It’s time for university students to forget the outdated profit-driven nature of business if the world is to have a sustainable future, according to a leading researcher at the University of Sydney Business School.
Associate Professor Dr Ranjit Voola said the popular view that business is all about maximising shareholder value must change to consider social issues.
“Through their teaching, research and engagement, universities have a huge role to play when it comes to changing business and community perceptions,” Dr Voola said.
Dr Voola developed a postgraduate course called Poverty Alleviation and Profitability which was designed to tackle this new way of thinking.
Dr Voola’s approach to business follow the publication of guidelines for tertiary institutions wishing to help implement the United Nations Sustainable Development Goals.
The guidelines were published by the United Nations linked Sustainable Development Solutions Network which describes the UN goals, backed by member nations two years ago, as “one of the most ambitious and important global agreements in recent history”.
The 17 Sustainable Development Goals (SDGs) aim to end poverty, encourage economic prosperity and ensure social inclusion, environmental sustainability, peace and good governance for all countries and all people by 2030.
“The SDGs cover a wide range of complex social, economic, and environmental challenges and addressing them will require transformations in how societies and economies function and how we interact with our planet,” the guidelines said.
“Education, research, innovation and leadership will be essential in helping society address these challenges.”
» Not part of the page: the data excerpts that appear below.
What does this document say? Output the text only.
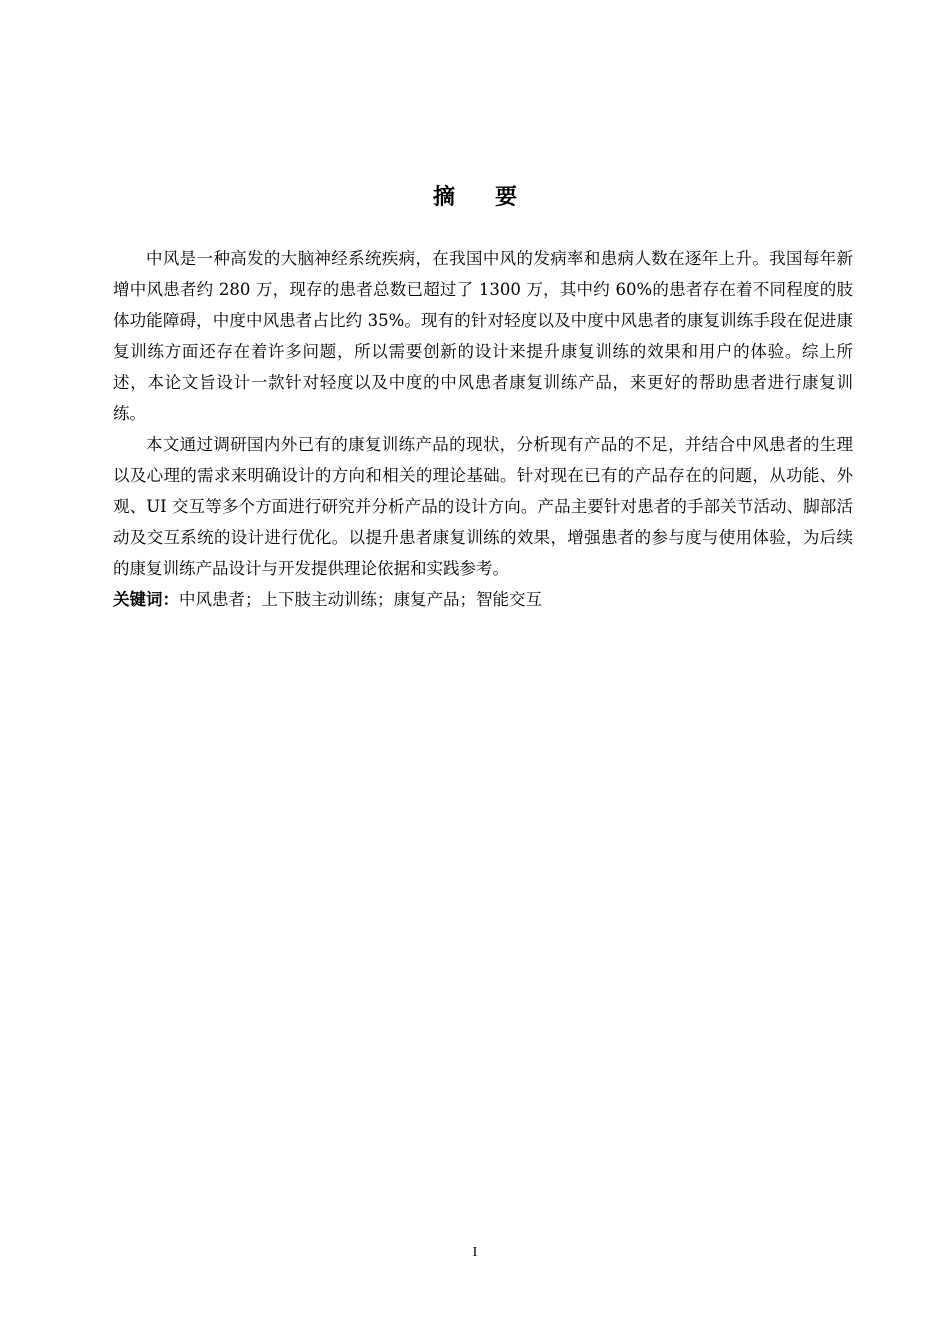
摘要

中风是一种高发的大脑神经系统疾病，在我国中风的发病率和患病人数在逐年上升。我国每年新增中风患者约 280 万，现存的患者总数已超过了 1300 万，其中约 60%的患者存在着不同程度的肢体功能障碍，中度中风患者占比约 35%。现有的针对轻度以及中度中风患者的康复训练手段在促进康复训练方面还存在着许多问题，所以需要创新的设计来提升康复训练的效果和用户的体验。综上所述，本论文旨设计一款针对轻度以及中度的中风患者康复训练产品，来更好的帮助患者进行康复训练。

本文通过调研国内外已有的康复训练产品的现状，分析现有产品的不足，并结合中风患者的生理以及心理的需求来明确设计的方向和相关的理论基础。针对现在已有的产品存在的问题，从功能、外观、UI 交互等多个方面进行研究并分析产品的设计方向。产品主要针对患者的手部关节活动、脚部活动及交互系统的设计进行优化。以提升患者康复训练的效果，增强患者的参与度与使用体验，为后续的康复训练产品设计与开发提供理论依据和实践参考。

关键词：中风患者；上下肢主动训练；康复产品；智能交互

I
The document also said that universities have a critical role to play in the achievement of the SDGs because of their “broad remit around the creation and dissemination of knowledge and their unique position within society”.
The guidelines singled out Dr Voola’s poverty alleviation and profitability course as an example of the kind of program that universities worldwide ought to consider.
“There are 4 billion people who live on less than $5 a day but only companies that rethink their business models from the traditional ‘low volume and high margins’ to ‘low margins and high volume’, will be able to address social issues ethically, as well as make profits,” Dr Voola said.
“The future belongs to the companies that rethink their single-minded drive for profit, and instead look to developing countries for opportunities to make money, while improving peoples’ lives.”
Sydney Business School Dean Professor Greg Whitwell proudly said he believed his school’s ‘business not as usual’ approach was already on the path being laid out by the new university guidelines focused on the UN’s SDGs.
“Business not as usual means challenging the status quo, challenging established norms, the things that people take for granted,” Professor Whitwell said.
“It’s also about the school being an influential voice in the public policy debate and loudly proclaiming the importance of giving as much weight to people and planet as to profits.”